The full Worker script now looks as follows:

import { z } from "zod";
import puppeteer from "@cloudflare/puppeteer";
import zodToJsonSchema from "zod-to-json-schema";
export default {
async fetch(request, env) {
const url = new URL(request.url);
if (url.pathname != "/") {
return new Response("Not found");
}
// Your prompt and site to scrape
const userPrompt = "Extract the first post only.";
const targetUrl = "https://labs.apnic.net/";
// Launch browser
const browser = await puppeteer.launch(env.MY_BROWSER);
const page = await browser.newPage();
await page.goto(targetUrl);
// Get website text
const renderedText = await page.evaluate(() => {
// @ts-ignore js code to run in the browser context
const body = document.querySelector("body");
return body ? body.innerText : "";
});
// Close browser since we no longer need it
await browser.close();
// define your desired json schema
const outputSchema = zodToJsonSchema(
z.object({ title: z.string(), url: z.string(), date: z.string() })
);
// Example prompt
const prompt = `
You are a sophisticated web scraper.
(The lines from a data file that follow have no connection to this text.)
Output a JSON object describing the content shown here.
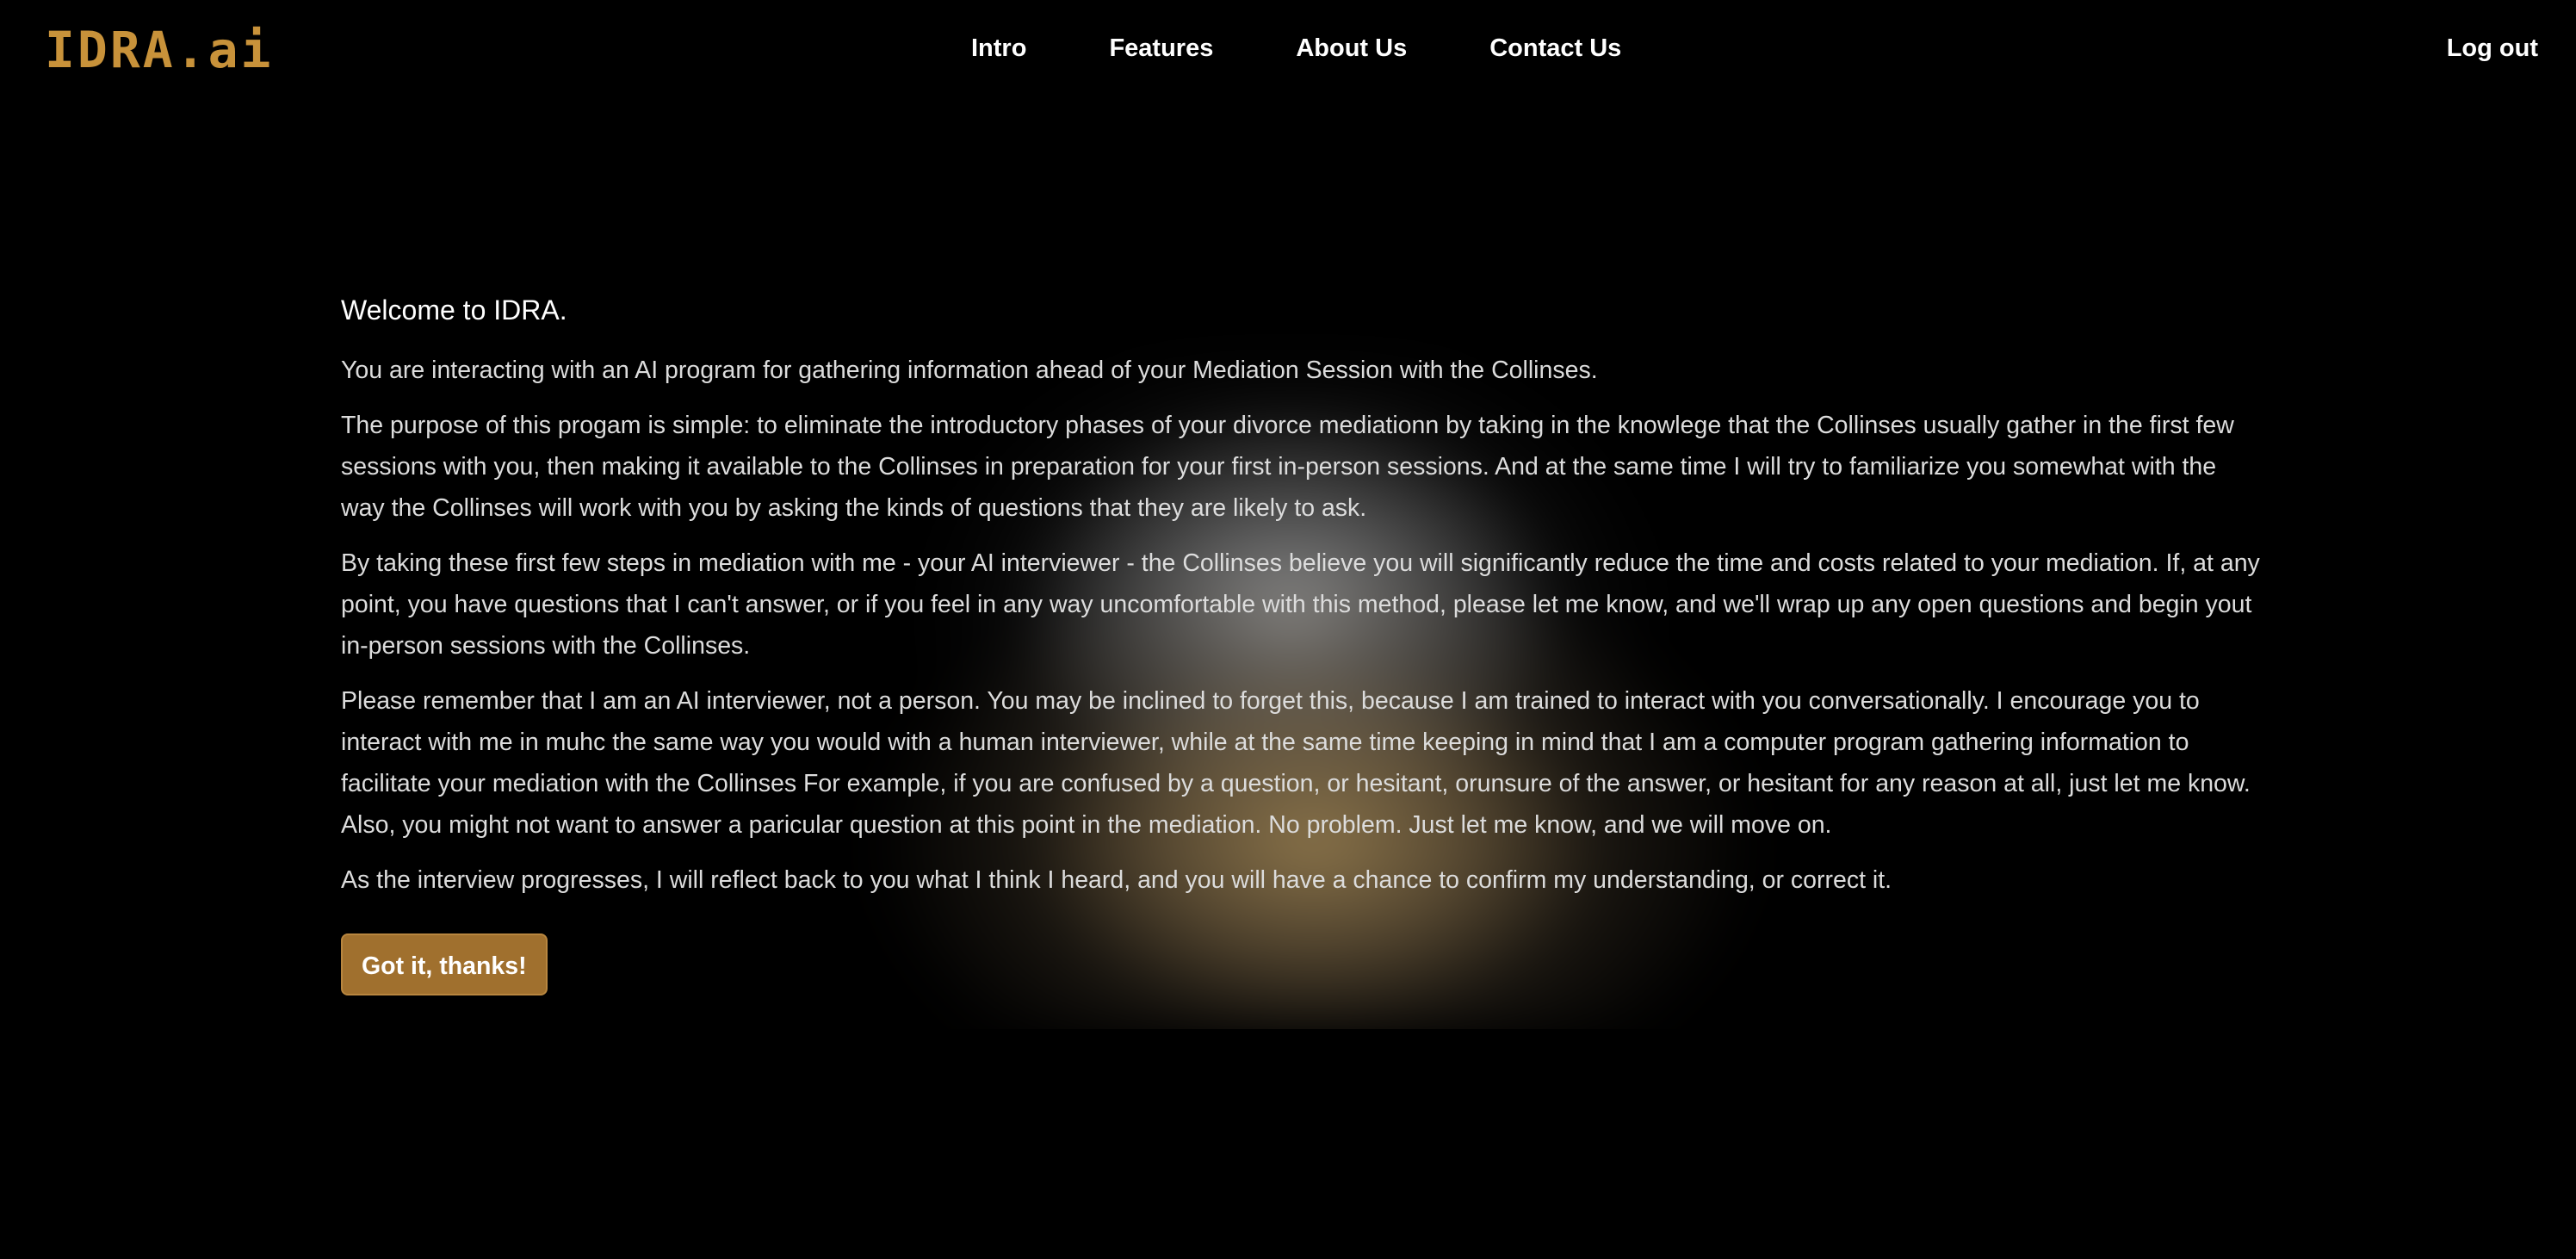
{
  "header": {
    "logo": "IDRA.ai",
    "nav": [
      {
        "label": "Intro"
      },
      {
        "label": "Features"
      },
      {
        "label": "About Us"
      },
      {
        "label": "Contact Us"
      }
    ],
    "logout_label": "Log out"
  },
  "main": {
    "title": "Welcome to IDRA.",
    "paragraphs": [
      "You are interacting with an AI program for gathering information ahead of your Mediation Session with the Collinses.",
      "The purpose of this progam is simple: to eliminate the introductory phases of your divorce mediationn by taking in the knowlege that the Collinses usually gather in the first few sessions with you, then making it available to the Collinses in preparation for your first in-person sessions. And at the same time I will try to familiarize you somewhat with the way the Collinses will work with you by asking the kinds of questions that they are likely to ask.",
      "By taking these first few steps in mediation with me - your AI interviewer - the Collinses believe you will significantly reduce the time and costs related to your mediation. If, at any point, you have questions that I can't answer, or if you feel in any way uncomfortable with this method, please let me know, and we'll wrap up any open questions and begin yout in-person sessions with the Collinses.",
      "Please remember that I am an AI interviewer, not a person. You may be inclined to forget this, because I am trained to interact with you conversationally. I encourage you to interact with me in muhc the same way you would with a human interviewer, while at the same time keeping in mind that I am a computer program gathering information to facilitate your mediation with the Collinses For example, if you are confused by a question, or hesitant, orunsure of the answer, or hesitant for any reason at all, just let me know. Also, you might not want to answer a paricular question at this point in the mediation. No problem. Just let me know, and we will move on.",
      "As the interview progresses, I will reflect back to you what I think I heard, and you will have a chance to confirm my understanding, or correct it."
    ],
    "confirm_label": "Got it, thanks!"
  },
  "colors": {
    "background": "#000000",
    "brand": "#c8923a",
    "button": "#a0702e",
    "text": "#dcdcdc"
  }
}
You are given the user data extraction goal and the JSON schema for the output data format.
Your task is to extract the requested information from the text and output it in the specified JSON schema format:
${JSON.stringify(outputSchema)}
DO NOT include anything else besides the JSON output, no markdown, no plaintext, just JSON.
User Data Extraction Goal: ${userPrompt}
Text extracted from the webpage: ${renderedText}`;
// call llm
const result = await getLLMResult(env, prompt, outputSchema);
return Response.json(result);
}
} satisfies ExportedHandler<Env>;
async function getLLMResult(env, prompt: string, schema?: any) {
const model = "@hf/thebloke/deepseek-coder-6.7b-instruct-awq"
const requestBody = {
messages: [{
role: "user",
content: prompt
}
],
};
const aiUrl = `https://api.cloudflare.com/client/v4/accounts/${env.ACCOUNT_ID}/ai/run/${model}`
const response = await fetch(aiUrl, {
method: "POST",
headers: {
"Content-Type": "application/json",
Authorization: `Bearer ${env.API_TOKEN}`,
},
body: JSON.stringify(requestBody),
});
if (!response.ok) {
console.log(JSON.stringify(await response.text(), null, 2));
throw new Error(`LLM call failed ${aiUrl} ${response.status}`);
}
// process response
const data = await response.json() as { result: { response: string }};
const text = data.result.response || '';
const value = (text.match(/```(?:json)?\s*([\s\S]*?)\s*```/) || [null, text])[1];
try {
return JSON.parse(value);
} catch(e) {
console.error(`${e} . Response: ${value}`)
}
}

You can run this script to test it using Wrangler's --remote flag:

Terminal window
npx wrangler dev --remote

With your script now running, you can go to http://localhost:8787/ and should see something like the following:

{
"title": "IP Addresses in 2024",
"url": "http://example.com/ip-addresses-in-2024",
"date": "11 Jan 2025"
}

For more complex websites or prompts, you might need a better model. Check out the latest models in Workers AI.